Linda Johansen and fellow travelers’ latest adventure was a 15-day excursion through Vietnam.
“Vietnam has been listed in the top 10 countries to travel to for quite some time, but I was hesitant at first because of the Vietnam War. I finally decided traveling to Vietnam was a way that I could honor and show respect to my fellow classmates and friends who perished serving our country in that atrocious war and to the veterans who returned home living with the scars of war,” Johansen said.
The trip from Feb. 22 to March 8 began in Ho Chi Minh City, formerly Saigon, which is a regional hub and a cultural melting pot. Sights there included the Cu Chi Tunnels, a maze of underground passageways and village used as hideouts by the Viet Cong during the Vietnam War.
“They literally had an entire three-story village underground where they had their headquarter offices, made uniforms and housed and fed the Viet Cong,” she added.
The group also visited many colonial landmarks and some toured toured the Hanoi Hilton, the prison camp that held many American POWs for years, including Sen. John McCain.
The group also cruised along the Mekong Delta, wearing race-paper hats to avoid the heat.
The next stop was Hanoi, Vietnam’s capital, which retains a lot of French influence from colonial days.
When visiting the mausoleum built to honor Ho Chi Minh, the group was herded in line, and ordered to stay silent, by very strict and disciplined soldiers as they passed Ho Chi Minh’s body.
The trip also included a trip to the village of Ky Son, where the tourists took a cooking class highlighting the region’s cuisine.
One of the highlights of the 15-day tour was an overnight sailing on a luxury junk in Ha Long Bay.
“The exquisite emerald green waters and 1600 untouched islands and limestone pillars that rise out of the sea take your breath away,” Johansen said.
The area is designated a UNESCO World Heritage site for its 500 million years of evolution and its rare ecosystems.
“Attending a tai chi class at 6 a.m. on the deck of this junk boat was the most Zen thing I have ever done.
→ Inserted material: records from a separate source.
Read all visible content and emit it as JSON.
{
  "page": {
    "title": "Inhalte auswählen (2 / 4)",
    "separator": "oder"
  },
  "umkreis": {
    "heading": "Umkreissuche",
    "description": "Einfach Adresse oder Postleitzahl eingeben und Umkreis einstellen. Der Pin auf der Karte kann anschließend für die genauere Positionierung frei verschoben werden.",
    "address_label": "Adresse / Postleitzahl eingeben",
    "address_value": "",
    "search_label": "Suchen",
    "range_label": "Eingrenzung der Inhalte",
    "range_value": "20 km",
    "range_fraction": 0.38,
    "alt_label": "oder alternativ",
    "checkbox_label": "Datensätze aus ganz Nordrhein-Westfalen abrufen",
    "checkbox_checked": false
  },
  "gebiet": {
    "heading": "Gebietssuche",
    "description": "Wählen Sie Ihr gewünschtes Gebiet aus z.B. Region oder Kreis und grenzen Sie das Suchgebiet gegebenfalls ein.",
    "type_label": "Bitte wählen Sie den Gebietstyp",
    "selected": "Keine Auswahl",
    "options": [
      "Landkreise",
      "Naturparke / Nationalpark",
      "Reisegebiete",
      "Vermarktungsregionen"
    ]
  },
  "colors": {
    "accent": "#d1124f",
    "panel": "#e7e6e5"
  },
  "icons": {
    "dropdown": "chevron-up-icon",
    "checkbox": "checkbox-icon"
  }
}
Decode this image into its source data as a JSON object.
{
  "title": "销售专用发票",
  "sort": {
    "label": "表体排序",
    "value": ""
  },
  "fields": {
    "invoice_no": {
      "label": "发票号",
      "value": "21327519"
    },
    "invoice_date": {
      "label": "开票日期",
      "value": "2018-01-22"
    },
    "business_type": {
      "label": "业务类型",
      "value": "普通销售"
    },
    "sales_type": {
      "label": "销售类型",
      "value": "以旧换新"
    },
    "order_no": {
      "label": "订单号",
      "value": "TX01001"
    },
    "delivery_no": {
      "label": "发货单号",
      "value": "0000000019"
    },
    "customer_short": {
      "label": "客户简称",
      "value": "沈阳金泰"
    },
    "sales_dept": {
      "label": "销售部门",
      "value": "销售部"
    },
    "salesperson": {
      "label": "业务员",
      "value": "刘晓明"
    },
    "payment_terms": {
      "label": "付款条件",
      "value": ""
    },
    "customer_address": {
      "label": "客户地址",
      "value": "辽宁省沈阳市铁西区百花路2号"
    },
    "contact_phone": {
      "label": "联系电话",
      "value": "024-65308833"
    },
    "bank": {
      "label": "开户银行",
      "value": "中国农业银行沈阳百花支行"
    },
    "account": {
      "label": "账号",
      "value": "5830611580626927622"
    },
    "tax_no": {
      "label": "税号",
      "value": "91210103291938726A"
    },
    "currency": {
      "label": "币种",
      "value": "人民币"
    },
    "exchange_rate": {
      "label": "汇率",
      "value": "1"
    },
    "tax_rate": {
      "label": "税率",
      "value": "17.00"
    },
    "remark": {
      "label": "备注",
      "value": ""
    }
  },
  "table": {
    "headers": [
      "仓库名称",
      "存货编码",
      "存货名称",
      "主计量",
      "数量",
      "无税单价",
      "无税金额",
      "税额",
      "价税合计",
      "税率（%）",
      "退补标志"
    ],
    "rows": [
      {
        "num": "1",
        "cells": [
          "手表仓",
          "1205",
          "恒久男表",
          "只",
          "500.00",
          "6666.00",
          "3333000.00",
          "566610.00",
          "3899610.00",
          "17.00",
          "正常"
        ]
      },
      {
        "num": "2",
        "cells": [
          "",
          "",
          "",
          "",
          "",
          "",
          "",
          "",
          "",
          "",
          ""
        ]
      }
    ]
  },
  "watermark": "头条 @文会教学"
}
The hair on my arms still stands on end when I speak about that experience in this most beautiful serene and exotic setting,” she added.
The last two cities on the tour were Hue, the Imperial capital city, and Hoi An, another UNESCO World Heritage site.
“Tourism is Vietnam’s way to move forward and to allow the pain of war to subside somewhat,” Johansen said. “The country is captivating and poignant at the same time, and the people are gracious, kind and attempting to make a better way of life for themselves and their families.”